Produits et procédés de construction - Êtes-vous bien assuré ?

Les assureurs qui couvrent votre responsabilité décennale distinguent les travaux entrant dans le périmètre des techniques dites « courantes » des autres. En pratique, le contrat d'assurance contient une clause qui impose le respect de certains référentiels techniques pour la prise en charge du sinistre.

 

Une mise à jour de la clause proposée par la fédération France Assureurs vient de paraître, l'occasion de décrypter cette notion pour éviter des difficultés en cas de sinistre.

9:1825/09/2023
Rédigé par FFB Nationale

Pourquoi les assureurs ciblent-ils les travaux de technique courante ?

 

Tout au long de votre activité, vous êtes amené à mettre en œuvre différents types de techniques, de produits ou d’équipements. Certains appartiennent au domaine traditionnel, d’autres au domaine non traditionnel, en fonction du retour d’expérience.

 

L’assureur décennal, qui couvre votre responsabilité pendant dix ans après la réception des travaux, cherche à maîtriser les risques qui pèsent sur les ouvrages.
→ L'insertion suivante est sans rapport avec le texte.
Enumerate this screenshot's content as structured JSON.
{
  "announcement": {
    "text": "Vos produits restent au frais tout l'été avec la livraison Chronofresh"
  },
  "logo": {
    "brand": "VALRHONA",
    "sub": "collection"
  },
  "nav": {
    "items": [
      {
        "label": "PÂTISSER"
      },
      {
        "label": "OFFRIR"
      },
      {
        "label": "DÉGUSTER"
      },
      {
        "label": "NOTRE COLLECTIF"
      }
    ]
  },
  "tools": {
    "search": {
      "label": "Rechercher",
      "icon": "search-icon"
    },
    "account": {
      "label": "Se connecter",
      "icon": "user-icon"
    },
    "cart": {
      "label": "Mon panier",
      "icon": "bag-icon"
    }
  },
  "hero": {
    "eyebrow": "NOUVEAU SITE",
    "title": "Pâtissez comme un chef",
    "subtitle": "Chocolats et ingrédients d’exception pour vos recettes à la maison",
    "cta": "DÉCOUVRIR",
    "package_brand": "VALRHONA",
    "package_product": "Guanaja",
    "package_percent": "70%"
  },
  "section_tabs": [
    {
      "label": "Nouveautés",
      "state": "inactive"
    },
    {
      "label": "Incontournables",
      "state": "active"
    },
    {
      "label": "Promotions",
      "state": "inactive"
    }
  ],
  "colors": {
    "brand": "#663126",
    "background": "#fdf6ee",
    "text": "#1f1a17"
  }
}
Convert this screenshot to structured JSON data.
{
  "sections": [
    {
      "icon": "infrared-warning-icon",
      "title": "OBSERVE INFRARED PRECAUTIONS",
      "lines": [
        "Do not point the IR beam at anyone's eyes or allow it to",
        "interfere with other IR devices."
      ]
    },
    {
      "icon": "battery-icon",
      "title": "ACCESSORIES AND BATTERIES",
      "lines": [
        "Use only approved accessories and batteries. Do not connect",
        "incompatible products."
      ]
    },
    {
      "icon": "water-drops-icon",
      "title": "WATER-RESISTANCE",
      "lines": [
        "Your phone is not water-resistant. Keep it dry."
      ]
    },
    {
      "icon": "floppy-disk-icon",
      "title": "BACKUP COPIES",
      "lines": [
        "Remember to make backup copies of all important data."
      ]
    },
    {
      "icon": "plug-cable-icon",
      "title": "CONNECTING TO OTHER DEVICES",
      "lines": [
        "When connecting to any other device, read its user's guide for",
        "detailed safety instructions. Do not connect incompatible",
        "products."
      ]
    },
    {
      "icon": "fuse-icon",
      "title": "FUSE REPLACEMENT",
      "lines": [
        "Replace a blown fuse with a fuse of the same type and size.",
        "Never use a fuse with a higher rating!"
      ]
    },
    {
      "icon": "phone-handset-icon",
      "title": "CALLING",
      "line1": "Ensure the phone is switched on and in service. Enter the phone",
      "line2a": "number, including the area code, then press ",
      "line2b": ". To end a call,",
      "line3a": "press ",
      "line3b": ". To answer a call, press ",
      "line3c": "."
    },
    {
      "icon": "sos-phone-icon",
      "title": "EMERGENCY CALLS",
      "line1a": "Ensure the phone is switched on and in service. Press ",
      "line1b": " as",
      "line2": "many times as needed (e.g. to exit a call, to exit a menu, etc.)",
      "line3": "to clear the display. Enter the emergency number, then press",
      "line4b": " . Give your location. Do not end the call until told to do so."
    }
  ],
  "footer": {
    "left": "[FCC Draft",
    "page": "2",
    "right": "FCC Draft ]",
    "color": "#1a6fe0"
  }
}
Il peut à ce titre s’appuyer sur différents référentiels traditionnels et non traditionnels.

 

Le domaine « traditionnel »

 

Les normes et NF DTU

 

Ces documents, rédigés par des professionnels du domaine concerné, sont publiés par l’Afnor (Association française de normalisation) après enquête publique.

 

Les règles professionnelles

 

Comme les NF DTU, ces documents décrivent les bonnes pratiques de mise en œuvre de parties d’ouvrage et sont rédigés à la seule initiative des métiers du bâtiment.

 

Les recommandations professionnelles

 

Elles sont issues des grands programmes RAGE (règles de l’art Grenelle environnement), PACTE (programme d’action pour la qualité de la construction et la transition énergétique) et PROFEEL (programme pour l’innovation en faveur des économies d’énergies dans le bâtiment et le logement) initiés par la profession avec le concours des pouvoirs publics.

 

Le domaine « non traditionnel »

 

Les avis techniques (ATec)

 

Ces documents, approuvés par la Commission chargée de formuler les avis techniques (CCFAT) et dont le secrétariat est confié au CSTB (arrêté du 21 mars 2012), fournissent un avis à dire d’experts sur l’aptitude à l’emploi d’un procédé de construction innovant.

 

Le document technique d’application (DTA)

 

Il s’agit d’un avis technique spécifique, délivré aussi par la CCFAT, pour les procédés faisant l’objet d’une déclaration de performance et d’un marquage CE au titre du règlement européen sur les produits de construction (RPC) sur la base d’une évaluation technique européenne ou d’une norme européenne harmonisée.

 

L’évaluation technique européenne (ETE)

 

Elle succède aux agréments techniques européens (ATE) et vise, à partir d’un document européen d’évaluation (DEE), cité au Journal officiel de l’Union européenne, à permettre au fabricant d’établir une déclaration de performance et de marquer CE les produits conformes aux exigences du RPC.

 

L’appréciation technique d’expérimentation (ATex)

 

C’est une procédure rapide d’évaluation technique formulée par un groupe d’experts. Cette évaluation permet de premiers retours d’expérience sur la mise en œuvre de produits ou de procédés préalablement à un avis technique.

 

Les procédés et produits innovants ne bénéficient d’aucune évaluation.

 

Recommandations de France assureurs au 1er janvier 2023

France Assureurs recommande de couvrir les constructeurs :

 

  • Pour des travaux de construction répondant à une norme homologuée (NF DTU ou NF EN), à des règles professionnelles acceptées par la C2P ou à des recommandations professionnelles acceptées par la C2P.
  • Pour des procédés ou produits faisant l’objet, au jour de la passation de marché, d’une évaluation technique européenne (ETE) bénéficiant d’un document technique d’application (DTA), ou d’un avis technique (ATec), valides et non mis en observation par la C2P.
  • Pour des procédés ou produits faisant l’objet, au plus tard le jour de la réception (au sens de l’article 1792-6 du Code civil), d’une appréciation technique d’expérimentation (ATE) avec avis favorable.

 

Les règles et recommandations professionnelles acceptées par la C2P (mis en œuvre par l’Agence Qualité Construction) et les procédés ou produits mis en observation par la C2P sont listés dans la publication semestrielle de la C2P et sont consultables sur le site de l’Agence Qualité Construction (www.qualiteconstruction.com).

 

Cette rédaction constitue essentiellement un « dépoussiérage » par rapport à la version précédente. Le Pass’Innovation n’ayant plus cours, il a été supprimé.

 

Les ATEx doivent être valides au jour de la réception des travaux et non plus à la signature du marché, ce point étant de nature à simplifier la vie des entreprises.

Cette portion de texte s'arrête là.